Ce dernier livre d’Enzo Traverso développe une double thèse :
1) la question juive est l’élément déterminant à travers quoi et à partir de quoi s’est constituée notre modernité
2) Nous sommes arrivés à la fin de ce processus de la modernité.
Que signifie que la question juive constitue notre modernité ? Question d’autant plus embarrassante que le mot modernité est lui-même obscur : mais justement à cette obscurité répond celle d’un judaïsme qui, chez certains de ses représentants éminents, ne va plus être pris comme religion ou tradition culturelle, mais au fil de l’histoire, comme dépassant ces traits traditionnels, au point qu’ Isaac Deutscher a pu évoquer des figures de « nicht jüdische Juden » de Juifs non juifs, athées, portant leurs idéaux, leurs talents, leurs créations, au-delà du judaïsme proprement dit, le définissant finalement au niveau de ce à quoi ils se heurtent continuellement, l’antisémitisme.

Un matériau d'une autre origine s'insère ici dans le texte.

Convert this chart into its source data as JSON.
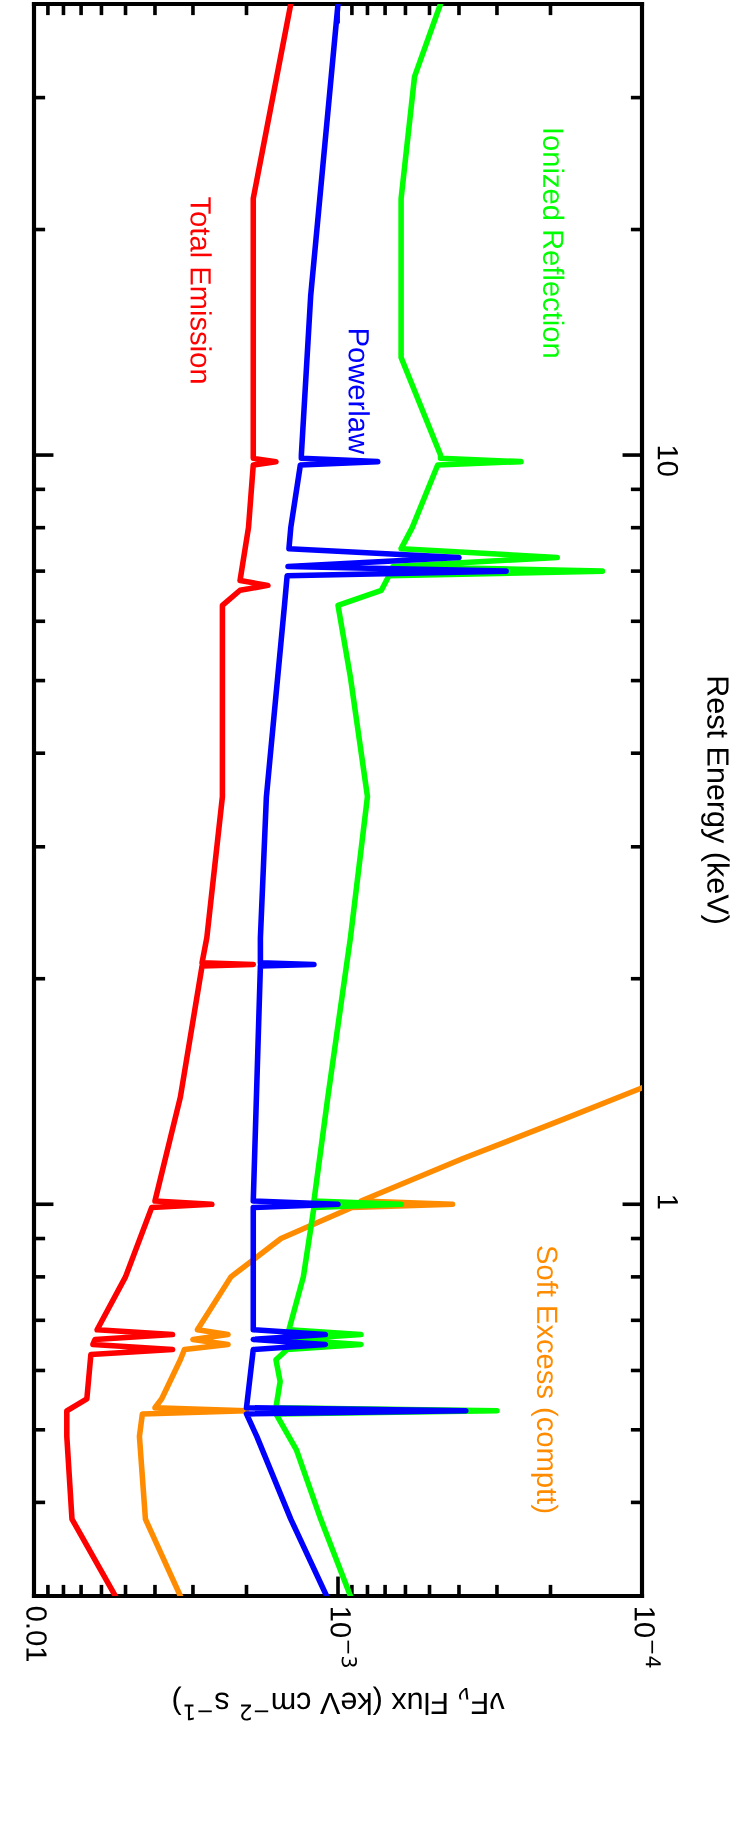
{
  "chart_data": {
    "type": "line",
    "xlabel": "νF$_{ν}$ Flux (keV cm$^{−2}$ s$^{−1}$)",
    "ylabel": "Rest Energy (keV)",
    "xlim": [
      0.01,
      0.0001
    ],
    "xticks": [
      0.01,
      {
        "value": 0.001,
        "label": "10$^{−3}$"
      },
      {
        "value": 0.0001,
        "label": "10$^{−4}$"
      }
    ],
    "ylim": [
      0.3,
      40
    ],
    "yticks": [
      1,
      10
    ],
    "log": "xy",
    "grid": false,
    "legend": false,
    "marker": "none",
    "line_style": "solid",
    "series": [
      {
        "name": "Total Emission",
        "color": "#ff0000",
        "values": [
          0.3,
          0.38,
          0.49,
          0.53,
          0.55,
          0.63,
          0.64,
          0.65,
          0.66,
          0.67,
          0.68,
          0.8,
          0.99,
          1.0,
          1.01,
          1.39,
          2.08,
          2.09,
          2.1,
          2.27,
          3.5,
          5.05,
          6.3,
          6.6,
          6.7,
          6.8,
          8.0,
          9.7,
          9.8,
          9.9,
          10,
          16.3,
          22,
          40
        ],
        "x": [
          0.0054,
          0.0075,
          0.0078,
          0.0078,
          0.0067,
          0.0065,
          0.0035,
          0.0064,
          0.0063,
          0.0035,
          0.0062,
          0.005,
          0.0041,
          0.0026,
          0.004,
          0.0033,
          0.0028,
          0.0019,
          0.0028,
          0.0027,
          0.0024,
          0.0024,
          0.0024,
          0.0021,
          0.0017,
          0.0021,
          0.00197,
          0.0019,
          0.0016,
          0.0019,
          0.0019,
          0.0019,
          0.0019,
          0.00143
        ]
      },
      {
        "name": "Powerlaw",
        "color": "#0000ff",
        "values": [
          0.3,
          0.38,
          0.49,
          0.525,
          0.53,
          0.535,
          0.64,
          0.65,
          0.66,
          0.67,
          0.68,
          0.7,
          0.99,
          1.0,
          1.01,
          2.08,
          2.09,
          2.1,
          2.27,
          3.5,
          6.3,
          6.9,
          7.0,
          7.1,
          7.3,
          7.5,
          8.0,
          9.7,
          9.8,
          9.9,
          10,
          16.3,
          40
        ],
        "x": [
          0.00109,
          0.00143,
          0.00185,
          0.002,
          0.00038,
          0.002,
          0.0019,
          0.0011,
          0.0019,
          0.0011,
          0.0019,
          0.0019,
          0.0019,
          0.001,
          0.0019,
          0.0018,
          0.0012,
          0.0018,
          0.0018,
          0.00172,
          0.0015,
          0.00147,
          0.00028,
          0.00146,
          0.0004,
          0.00145,
          0.00143,
          0.00133,
          0.00074,
          0.00132,
          0.00132,
          0.00123,
          0.001
        ]
      },
      {
        "name": "Ionized Reflection",
        "color": "#00ff00",
        "values": [
          0.3,
          0.38,
          0.47,
          0.525,
          0.53,
          0.535,
          0.58,
          0.62,
          0.64,
          0.65,
          0.66,
          0.67,
          0.68,
          0.8,
          0.99,
          1.0,
          1.01,
          1.39,
          2.27,
          3.5,
          5.05,
          6.3,
          6.6,
          6.9,
          7.0,
          7.1,
          7.3,
          7.5,
          8.0,
          9.7,
          9.8,
          9.9,
          10,
          13.5,
          22,
          32,
          40
        ],
        "x": [
          0.00091,
          0.00114,
          0.00137,
          0.0016,
          0.0003,
          0.0016,
          0.00155,
          0.0016,
          0.00147,
          0.00084,
          0.00147,
          0.00084,
          0.00145,
          0.0013,
          0.0012,
          0.00062,
          0.0012,
          0.00108,
          0.00091,
          0.0008,
          0.00091,
          0.001,
          0.00072,
          0.00068,
          0.000135,
          0.00066,
          0.00019,
          0.00062,
          0.00057,
          0.00047,
          0.00025,
          0.00046,
          0.00046,
          0.00062,
          0.00062,
          0.00056,
          0.00046
        ]
      },
      {
        "name": "Soft Excess (comptt)",
        "color": "#ff8c00",
        "values": [
          0.3,
          0.38,
          0.49,
          0.525,
          0.53,
          0.535,
          0.55,
          0.62,
          0.64,
          0.65,
          0.66,
          0.67,
          0.68,
          0.8,
          0.9,
          0.99,
          1.0,
          1.01,
          1.15,
          1.3,
          1.43
        ],
        "x": [
          0.0033,
          0.0043,
          0.0045,
          0.0044,
          0.002,
          0.004,
          0.0038,
          0.0033,
          0.0032,
          0.0023,
          0.003,
          0.0023,
          0.0029,
          0.00225,
          0.00154,
          0.0009,
          0.00042,
          0.00084,
          0.00039,
          0.00018,
          0.0001
        ]
      }
    ]
  }
}
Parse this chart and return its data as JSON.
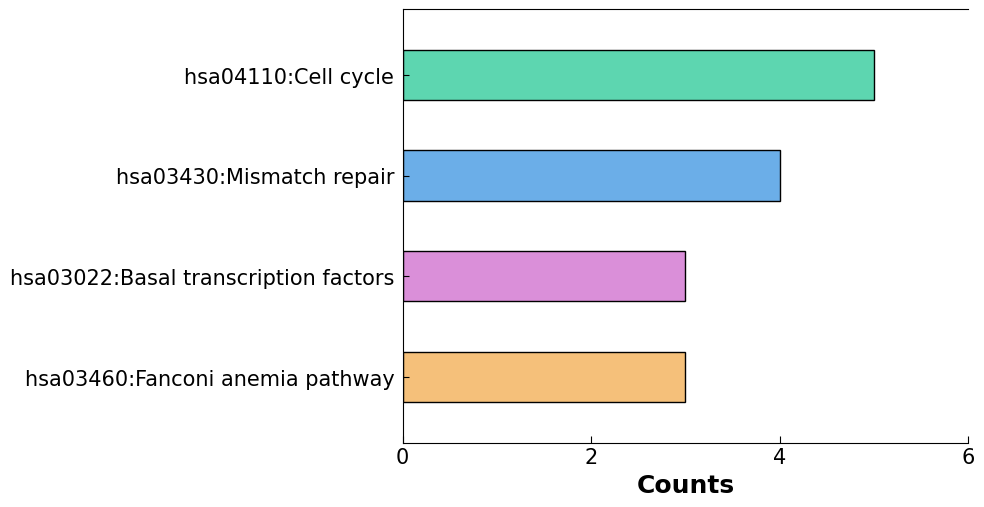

Trois modèles du judaïsme émergent ainsi aux yeux de Traverso, un modèle oriental, avec la figure du Juif paria (l’expression est notamment d’Hannah Arendt), le modèle allemand, où les Juifs reçoivent une reconnaissance intellectuelle et sociale mais où la reconnaissance politique leur est refusée ; le modèle occidental enfin, comme en France, en Italie, en Angleterre, où la reconnaissance politique est également acquise, mais où règne un fort antisémitisme. Ce tableau qui décrit le combat pour la reconnaissance, ponctué par les créations exceptionnelles du monde juif, est cependant celui d’un monde passé, ou pour reprendre un titre de Stefan Zweig, d’un monde d’hier (die Welt von gestern) Un monde d’hier séparé du nôtre par l’holocauste. Monde d’hier aussi parce que, constate Enzo Traverso, l’antisémitisme, s’il subsiste ici et là, n’a plus rien à voir avec ce qu’il a été, n’est plus un élément constitutif des sociétés occidentales. De là le fait que ne pas reconnaître ce tournant, cette entrée dans un monde nouveau, se penser aujourd’hui encore en victime de l’antisémitisme, c’est consentir à ce que le sous-titre du livre désigne comme un tournant conservateur. Mais alors c’est là précisément le moment où le judaïsme cesse d’être la clé de la modernité. Il y a un néo-conservatisme juif, accru encore par la question israélo-palestinienne.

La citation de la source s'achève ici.